Bugünkü İncil’de İsa bize sunduğu besin ve içeceğin isteğe bağlı olmadığını söylemektedir: kim ebedi yaşamı istiyorsa, yani her kim Allah ile birlik içersinde olmak ve sevgisini alıp vermek istiyorsa, bunlarla beslenmelidir. Elbette Allah’ın Oğlu'nun bedeni ve kanı ile beslenmek, O’nun ekmeği ve şarabı, dalgınlıkla yüzeysel bir şekilde almak değildir, bunları İsa’yı tüm kalbimizle kabul ederek almaktır. Hatta aziz Pavlus, iman olmadan ve İsa’ya itaat etmeden Mesih’in bedenini ve kanını yiyip içenin kendi mahkûmiyetini imzalamak olduğunu söyler. Nasıl ki İsa ekmeğin ve şarabın yeni anlamını gerçek kıldıysa aynen biz de yemeği ve içmeyi içsel ve gerçek kılmalıyız. İsa’yı içime tüm varlığıyla, Baba’ya olan tüm sevgisiyle, insanlara hizmet eden tüm sevgisiyle, kabul ediyorum. Ne zaman ki Baba’nın isteğini gerçekleştirmek için İsa ile tek bir şey olmak istiyorum, o zaman O’nun bedenini ve kanını yiyip içmem benim için gerçek bir değişim olmaktadır: O zaman ben Allah’ın evladı oluyorum.

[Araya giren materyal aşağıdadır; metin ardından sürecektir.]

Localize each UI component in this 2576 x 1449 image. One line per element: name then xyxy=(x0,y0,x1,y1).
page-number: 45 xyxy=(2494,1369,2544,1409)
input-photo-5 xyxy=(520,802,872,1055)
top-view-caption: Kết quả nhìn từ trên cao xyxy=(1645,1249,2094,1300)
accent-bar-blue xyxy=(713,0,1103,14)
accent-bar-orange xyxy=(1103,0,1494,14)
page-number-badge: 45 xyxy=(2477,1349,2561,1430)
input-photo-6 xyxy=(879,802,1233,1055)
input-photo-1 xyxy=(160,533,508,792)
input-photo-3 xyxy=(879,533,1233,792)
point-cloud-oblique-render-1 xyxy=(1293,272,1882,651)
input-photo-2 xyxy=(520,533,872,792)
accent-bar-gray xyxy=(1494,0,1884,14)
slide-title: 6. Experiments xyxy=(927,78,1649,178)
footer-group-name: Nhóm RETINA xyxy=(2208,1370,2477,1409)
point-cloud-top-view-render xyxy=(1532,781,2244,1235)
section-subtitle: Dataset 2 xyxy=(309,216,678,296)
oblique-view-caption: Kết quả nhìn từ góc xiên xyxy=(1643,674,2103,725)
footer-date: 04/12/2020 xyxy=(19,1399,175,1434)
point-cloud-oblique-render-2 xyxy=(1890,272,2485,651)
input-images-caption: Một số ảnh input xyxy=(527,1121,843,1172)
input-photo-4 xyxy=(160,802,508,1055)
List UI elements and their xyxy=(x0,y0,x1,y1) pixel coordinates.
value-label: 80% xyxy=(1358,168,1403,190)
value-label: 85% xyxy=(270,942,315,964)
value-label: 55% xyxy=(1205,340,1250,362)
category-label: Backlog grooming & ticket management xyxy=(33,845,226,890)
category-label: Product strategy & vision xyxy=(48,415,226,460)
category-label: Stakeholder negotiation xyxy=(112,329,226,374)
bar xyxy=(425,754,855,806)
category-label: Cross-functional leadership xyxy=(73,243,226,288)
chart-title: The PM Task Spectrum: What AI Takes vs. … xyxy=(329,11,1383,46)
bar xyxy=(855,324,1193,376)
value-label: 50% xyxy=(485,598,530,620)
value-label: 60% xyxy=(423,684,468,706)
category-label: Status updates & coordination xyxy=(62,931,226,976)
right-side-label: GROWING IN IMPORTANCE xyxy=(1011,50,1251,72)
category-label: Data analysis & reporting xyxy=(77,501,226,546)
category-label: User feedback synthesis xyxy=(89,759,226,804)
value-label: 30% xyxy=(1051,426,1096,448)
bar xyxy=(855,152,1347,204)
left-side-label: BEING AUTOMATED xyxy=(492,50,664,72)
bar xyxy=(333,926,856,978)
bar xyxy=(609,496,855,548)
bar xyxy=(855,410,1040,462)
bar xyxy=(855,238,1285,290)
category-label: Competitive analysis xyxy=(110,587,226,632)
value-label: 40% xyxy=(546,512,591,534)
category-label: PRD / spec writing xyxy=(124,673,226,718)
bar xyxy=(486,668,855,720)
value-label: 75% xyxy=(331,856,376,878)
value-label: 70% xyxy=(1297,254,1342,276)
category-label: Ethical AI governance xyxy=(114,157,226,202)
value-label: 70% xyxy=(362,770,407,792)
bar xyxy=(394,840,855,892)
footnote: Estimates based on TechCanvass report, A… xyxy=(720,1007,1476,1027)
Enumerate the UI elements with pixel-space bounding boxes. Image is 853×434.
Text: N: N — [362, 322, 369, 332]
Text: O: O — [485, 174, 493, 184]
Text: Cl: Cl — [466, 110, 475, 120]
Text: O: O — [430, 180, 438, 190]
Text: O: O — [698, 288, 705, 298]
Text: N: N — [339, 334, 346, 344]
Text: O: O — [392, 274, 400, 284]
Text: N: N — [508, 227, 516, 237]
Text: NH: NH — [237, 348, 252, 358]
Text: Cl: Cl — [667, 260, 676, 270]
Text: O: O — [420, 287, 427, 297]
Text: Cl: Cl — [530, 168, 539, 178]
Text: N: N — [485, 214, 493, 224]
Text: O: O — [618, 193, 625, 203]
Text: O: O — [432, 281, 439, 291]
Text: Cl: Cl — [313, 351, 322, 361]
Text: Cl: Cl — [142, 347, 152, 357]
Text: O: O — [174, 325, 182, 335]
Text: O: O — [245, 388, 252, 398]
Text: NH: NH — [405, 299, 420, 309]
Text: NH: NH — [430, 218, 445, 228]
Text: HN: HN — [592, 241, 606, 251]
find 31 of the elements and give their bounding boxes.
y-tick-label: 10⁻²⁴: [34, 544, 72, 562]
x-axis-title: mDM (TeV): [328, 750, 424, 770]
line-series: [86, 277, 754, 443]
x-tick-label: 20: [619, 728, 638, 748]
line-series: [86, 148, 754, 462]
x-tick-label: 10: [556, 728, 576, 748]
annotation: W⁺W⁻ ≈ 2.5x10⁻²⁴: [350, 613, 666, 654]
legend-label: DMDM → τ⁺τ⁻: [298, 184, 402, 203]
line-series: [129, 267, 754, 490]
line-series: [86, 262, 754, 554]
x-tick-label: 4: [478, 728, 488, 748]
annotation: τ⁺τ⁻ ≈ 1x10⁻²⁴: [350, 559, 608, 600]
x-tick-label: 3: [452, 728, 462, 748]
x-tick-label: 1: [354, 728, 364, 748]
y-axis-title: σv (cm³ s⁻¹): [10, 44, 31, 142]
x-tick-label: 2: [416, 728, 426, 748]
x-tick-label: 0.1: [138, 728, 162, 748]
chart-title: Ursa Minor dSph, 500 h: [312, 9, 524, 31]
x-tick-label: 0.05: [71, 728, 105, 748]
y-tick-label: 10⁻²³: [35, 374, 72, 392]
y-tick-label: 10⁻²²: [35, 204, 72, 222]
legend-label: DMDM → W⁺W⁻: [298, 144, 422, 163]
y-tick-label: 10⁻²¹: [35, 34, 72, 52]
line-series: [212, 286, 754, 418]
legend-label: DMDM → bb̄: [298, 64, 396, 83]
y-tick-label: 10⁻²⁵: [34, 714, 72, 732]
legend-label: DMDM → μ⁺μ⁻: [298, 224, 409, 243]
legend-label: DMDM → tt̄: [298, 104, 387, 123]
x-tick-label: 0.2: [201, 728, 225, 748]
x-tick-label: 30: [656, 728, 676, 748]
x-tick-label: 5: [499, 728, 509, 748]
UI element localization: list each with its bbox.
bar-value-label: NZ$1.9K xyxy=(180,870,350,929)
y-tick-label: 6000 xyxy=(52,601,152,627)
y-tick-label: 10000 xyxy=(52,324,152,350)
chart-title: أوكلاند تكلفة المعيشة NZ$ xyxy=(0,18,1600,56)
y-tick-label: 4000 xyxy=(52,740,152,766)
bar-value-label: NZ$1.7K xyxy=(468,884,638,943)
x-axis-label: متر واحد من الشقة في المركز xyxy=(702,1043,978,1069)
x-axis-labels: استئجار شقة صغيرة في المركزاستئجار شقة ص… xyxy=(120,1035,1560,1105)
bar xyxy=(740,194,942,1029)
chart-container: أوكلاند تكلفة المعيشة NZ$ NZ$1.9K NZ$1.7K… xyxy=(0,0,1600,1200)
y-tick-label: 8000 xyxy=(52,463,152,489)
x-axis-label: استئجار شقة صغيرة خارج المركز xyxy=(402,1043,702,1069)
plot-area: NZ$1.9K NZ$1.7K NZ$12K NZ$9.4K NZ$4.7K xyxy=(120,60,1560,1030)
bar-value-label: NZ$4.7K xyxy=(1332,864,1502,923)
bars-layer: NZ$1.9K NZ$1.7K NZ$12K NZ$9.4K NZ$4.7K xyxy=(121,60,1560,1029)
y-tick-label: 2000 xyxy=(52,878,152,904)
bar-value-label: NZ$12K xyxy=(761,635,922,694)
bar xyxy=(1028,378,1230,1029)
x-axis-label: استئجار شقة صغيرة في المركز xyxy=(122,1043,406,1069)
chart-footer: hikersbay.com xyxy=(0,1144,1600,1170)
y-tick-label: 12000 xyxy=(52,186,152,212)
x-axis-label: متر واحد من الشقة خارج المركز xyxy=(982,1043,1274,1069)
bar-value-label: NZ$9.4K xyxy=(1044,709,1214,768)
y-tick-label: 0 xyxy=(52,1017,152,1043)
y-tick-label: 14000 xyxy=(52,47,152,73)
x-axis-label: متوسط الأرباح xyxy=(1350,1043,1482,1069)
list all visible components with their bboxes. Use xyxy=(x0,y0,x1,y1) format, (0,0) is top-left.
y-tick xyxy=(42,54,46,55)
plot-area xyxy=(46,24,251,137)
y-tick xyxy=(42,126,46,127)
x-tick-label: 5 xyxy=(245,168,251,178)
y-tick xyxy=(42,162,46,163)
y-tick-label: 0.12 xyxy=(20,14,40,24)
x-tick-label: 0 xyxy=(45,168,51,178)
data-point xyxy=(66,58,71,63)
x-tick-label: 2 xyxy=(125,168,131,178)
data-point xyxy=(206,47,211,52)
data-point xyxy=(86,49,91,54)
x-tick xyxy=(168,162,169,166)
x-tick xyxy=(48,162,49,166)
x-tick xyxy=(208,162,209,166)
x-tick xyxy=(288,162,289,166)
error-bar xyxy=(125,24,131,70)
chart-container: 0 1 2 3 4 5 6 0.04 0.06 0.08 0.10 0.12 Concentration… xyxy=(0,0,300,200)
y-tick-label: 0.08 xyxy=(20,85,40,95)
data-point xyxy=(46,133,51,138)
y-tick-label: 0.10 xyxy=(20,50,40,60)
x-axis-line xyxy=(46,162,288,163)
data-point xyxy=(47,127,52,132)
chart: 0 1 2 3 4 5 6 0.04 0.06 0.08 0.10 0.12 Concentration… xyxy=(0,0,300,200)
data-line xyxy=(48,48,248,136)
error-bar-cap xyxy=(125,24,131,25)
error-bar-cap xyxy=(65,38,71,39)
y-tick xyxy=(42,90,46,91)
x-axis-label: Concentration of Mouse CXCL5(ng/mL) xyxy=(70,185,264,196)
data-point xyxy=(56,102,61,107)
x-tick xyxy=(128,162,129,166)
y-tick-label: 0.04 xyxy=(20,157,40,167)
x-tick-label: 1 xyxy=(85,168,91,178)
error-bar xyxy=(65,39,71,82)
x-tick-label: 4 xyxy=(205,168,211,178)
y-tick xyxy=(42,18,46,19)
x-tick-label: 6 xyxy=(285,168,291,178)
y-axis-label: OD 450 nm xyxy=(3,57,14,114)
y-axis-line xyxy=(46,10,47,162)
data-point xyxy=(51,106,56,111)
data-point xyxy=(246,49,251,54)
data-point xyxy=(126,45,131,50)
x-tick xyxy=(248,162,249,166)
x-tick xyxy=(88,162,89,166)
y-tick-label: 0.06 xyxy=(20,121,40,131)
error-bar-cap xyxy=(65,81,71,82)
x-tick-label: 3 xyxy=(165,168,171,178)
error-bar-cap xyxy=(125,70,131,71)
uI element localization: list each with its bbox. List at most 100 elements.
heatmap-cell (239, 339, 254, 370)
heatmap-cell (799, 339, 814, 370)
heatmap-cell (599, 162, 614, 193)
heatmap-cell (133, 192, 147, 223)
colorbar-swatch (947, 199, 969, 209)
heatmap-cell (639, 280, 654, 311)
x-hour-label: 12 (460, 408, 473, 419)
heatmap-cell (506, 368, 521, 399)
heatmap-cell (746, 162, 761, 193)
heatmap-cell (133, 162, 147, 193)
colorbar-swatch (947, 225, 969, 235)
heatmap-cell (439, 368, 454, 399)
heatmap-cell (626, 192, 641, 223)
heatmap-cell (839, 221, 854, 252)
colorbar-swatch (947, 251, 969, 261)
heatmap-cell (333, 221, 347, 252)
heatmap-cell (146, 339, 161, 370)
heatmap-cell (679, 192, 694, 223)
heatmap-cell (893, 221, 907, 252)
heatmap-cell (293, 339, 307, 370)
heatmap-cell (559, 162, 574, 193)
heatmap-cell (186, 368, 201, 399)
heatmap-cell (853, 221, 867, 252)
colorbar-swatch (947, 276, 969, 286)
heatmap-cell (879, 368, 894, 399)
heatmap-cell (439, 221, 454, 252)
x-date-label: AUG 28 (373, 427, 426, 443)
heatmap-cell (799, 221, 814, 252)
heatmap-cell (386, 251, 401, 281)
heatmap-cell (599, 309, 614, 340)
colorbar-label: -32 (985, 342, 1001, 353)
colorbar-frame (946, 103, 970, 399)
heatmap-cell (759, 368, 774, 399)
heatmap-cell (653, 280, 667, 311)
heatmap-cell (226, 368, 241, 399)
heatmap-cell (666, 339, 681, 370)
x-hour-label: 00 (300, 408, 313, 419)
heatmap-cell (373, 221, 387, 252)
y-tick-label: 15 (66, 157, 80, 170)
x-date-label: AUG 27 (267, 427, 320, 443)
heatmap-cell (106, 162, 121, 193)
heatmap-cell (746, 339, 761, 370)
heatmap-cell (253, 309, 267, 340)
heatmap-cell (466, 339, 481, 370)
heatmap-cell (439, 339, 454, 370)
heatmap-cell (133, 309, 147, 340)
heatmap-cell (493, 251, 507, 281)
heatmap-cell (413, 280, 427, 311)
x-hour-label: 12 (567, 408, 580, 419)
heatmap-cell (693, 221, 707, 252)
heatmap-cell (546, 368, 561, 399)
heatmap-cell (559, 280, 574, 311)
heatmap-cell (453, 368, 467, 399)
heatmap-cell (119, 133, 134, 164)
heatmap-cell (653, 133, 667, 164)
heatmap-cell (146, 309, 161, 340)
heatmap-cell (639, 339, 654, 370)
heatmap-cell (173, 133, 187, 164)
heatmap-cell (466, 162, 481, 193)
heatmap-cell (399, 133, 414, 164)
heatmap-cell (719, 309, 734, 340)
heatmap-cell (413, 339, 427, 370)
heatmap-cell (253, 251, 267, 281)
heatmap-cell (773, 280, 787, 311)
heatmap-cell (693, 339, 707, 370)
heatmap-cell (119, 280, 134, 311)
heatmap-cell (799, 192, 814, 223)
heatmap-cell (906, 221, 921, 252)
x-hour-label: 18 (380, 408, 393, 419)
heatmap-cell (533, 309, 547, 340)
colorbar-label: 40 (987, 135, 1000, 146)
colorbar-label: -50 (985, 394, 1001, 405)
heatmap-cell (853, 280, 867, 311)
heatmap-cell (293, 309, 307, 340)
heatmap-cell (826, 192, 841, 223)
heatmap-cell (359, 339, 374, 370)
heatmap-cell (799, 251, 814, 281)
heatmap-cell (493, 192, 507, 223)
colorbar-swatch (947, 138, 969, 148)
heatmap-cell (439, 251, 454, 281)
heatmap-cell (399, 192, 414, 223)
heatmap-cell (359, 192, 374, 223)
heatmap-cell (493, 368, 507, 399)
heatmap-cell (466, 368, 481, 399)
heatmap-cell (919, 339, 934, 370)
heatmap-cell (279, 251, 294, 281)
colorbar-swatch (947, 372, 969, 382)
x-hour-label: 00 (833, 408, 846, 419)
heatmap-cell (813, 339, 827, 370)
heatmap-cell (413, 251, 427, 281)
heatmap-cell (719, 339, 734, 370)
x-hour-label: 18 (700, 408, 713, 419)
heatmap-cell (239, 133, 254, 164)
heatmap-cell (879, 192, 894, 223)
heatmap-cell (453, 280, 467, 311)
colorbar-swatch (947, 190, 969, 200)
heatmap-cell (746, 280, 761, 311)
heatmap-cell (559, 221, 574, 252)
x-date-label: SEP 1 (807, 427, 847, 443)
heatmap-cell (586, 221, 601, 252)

Bugün katılacağım yürüyüş imanımın resmen açıklanmasıdır. Saklayacak hiçbir şeyimiz yok. Allah’ın gizemi ve aramızdaki mevcudiyeti bizim için çok büyük bir sevinçtir: Bunu saklamak istemiyoruz, tüm dünya ile paylaşmak arzusundayız. Kim bilir, belki de şimdiye kadar bizimle dalga geçmiş olan birileri Efkaristiya armağanının ne kadar büyük ve güzel olduğunu anlar! Her hali karda İsa her yerde ve her zaman tapılmaya ve saygı gösterilmeye layıktır, bu kilisenin dışı için de geçerlidi. O bizi daima ve her yerde korur ve yönlendirir: Biz de çekinmeden, O’nu her yerde seviyoruz. İsa’ya herkesin önünde tapınalım!

 

İyi çoban, gerçek ekmek İsa, bize merhamet eyle:

Bizi besle ve koru, bizi canlıların mekânı olan cennette ebedi mutluluğa götür!

 

Ey iyi Çoban, gerçek ekmeğimiz,

Ey Mesih İsa, bizi koru.

Hayat Ülkesinde bizi sonsuz mutluluğa kavuştur.